The SNP said a sub-sample from a YouGov poll at the weekend gave it 35 per cent of the vote compared to 33 per cent for Labour.

The Conservatives were on 18 per cent, with the Lib Dems on 10 per cent.

SNP campaigns director, Angus Robertson MP, said: “It just shows how Labour has pitched its local government campaign wrongly, and this latest polling indication brings particular embarrassment for Labour, who had issued a press release this very weekend claiming a poll lead on the basis of YouGov’s Scottish samples.”

Labour said polling figures over the last week put the party on 44 per cent against the SNP’s 28 per cent.
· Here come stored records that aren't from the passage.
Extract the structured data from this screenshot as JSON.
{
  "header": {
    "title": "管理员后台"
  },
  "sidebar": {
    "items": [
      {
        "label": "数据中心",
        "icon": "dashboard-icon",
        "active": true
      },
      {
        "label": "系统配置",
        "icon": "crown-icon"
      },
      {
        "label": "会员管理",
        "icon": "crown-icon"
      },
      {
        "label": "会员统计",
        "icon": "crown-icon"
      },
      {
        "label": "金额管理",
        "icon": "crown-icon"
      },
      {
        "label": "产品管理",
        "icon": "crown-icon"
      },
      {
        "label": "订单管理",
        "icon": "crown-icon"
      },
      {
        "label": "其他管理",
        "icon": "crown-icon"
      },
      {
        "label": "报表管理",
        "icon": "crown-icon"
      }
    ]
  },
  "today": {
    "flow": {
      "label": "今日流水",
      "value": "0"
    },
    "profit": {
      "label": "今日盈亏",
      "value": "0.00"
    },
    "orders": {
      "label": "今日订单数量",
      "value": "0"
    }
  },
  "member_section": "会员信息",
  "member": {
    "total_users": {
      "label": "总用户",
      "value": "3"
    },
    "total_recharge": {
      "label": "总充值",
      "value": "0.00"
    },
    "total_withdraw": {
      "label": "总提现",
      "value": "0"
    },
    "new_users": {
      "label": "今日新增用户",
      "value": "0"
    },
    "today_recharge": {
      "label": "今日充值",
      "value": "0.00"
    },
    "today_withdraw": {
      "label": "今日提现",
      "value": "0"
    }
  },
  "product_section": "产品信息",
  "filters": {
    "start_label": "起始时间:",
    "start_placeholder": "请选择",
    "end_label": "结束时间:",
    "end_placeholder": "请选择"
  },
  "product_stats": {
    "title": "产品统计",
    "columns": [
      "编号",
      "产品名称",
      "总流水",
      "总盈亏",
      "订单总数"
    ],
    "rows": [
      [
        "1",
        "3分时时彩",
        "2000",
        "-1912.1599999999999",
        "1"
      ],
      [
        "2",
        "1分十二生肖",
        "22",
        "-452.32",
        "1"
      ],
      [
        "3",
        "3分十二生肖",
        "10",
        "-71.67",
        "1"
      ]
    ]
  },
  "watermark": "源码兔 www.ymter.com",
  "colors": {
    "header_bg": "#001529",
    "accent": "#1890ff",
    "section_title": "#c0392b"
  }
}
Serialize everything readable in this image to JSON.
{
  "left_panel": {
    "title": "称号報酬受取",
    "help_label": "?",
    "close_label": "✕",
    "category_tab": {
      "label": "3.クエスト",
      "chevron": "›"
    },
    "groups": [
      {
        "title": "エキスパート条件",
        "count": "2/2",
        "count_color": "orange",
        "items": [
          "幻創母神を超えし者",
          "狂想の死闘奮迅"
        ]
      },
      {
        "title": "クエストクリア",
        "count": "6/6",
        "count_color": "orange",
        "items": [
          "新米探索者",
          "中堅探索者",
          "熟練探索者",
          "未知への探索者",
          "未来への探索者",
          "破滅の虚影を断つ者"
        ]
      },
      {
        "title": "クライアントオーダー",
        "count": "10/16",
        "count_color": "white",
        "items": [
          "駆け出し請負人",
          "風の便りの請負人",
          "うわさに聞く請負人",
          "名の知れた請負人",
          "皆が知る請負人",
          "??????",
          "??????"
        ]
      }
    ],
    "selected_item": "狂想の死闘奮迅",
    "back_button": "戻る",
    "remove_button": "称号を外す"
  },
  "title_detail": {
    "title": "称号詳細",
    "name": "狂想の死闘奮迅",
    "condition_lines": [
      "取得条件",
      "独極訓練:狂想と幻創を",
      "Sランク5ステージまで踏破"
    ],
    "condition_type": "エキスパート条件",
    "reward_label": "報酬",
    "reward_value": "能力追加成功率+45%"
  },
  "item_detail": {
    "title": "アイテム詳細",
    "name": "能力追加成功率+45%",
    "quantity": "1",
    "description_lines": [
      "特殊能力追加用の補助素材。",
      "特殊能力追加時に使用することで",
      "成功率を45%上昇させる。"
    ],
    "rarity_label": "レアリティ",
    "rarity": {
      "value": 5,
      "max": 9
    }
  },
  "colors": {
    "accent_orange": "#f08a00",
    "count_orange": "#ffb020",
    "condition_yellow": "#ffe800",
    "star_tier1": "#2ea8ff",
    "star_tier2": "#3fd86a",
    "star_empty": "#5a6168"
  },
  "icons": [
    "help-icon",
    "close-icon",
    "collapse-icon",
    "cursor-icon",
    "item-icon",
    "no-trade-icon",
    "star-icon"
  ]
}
It said it was now well ahead of the SNP, having come from behind in early April, with an average nine-point lead over the last ten days.

Labour chief whip James Kelly, said: “As we enter the final push, this is a great boost in morale for the thousands of Labour candidates and campaigners on the doorsteps.”

The Lib Dems said the latest poll figures touted by the SNP should be discounted because it covered just 149 people.

A spokesman said: “This is voodoo maths. The sample for Scotland is so small that the margin of error is almost as big as the SNP vote.

“It’s statistical nonsense and the SNP should know better.

“People know that a local vote for a Liberal Democrat is a vote for a local champion. No poll can measure that.”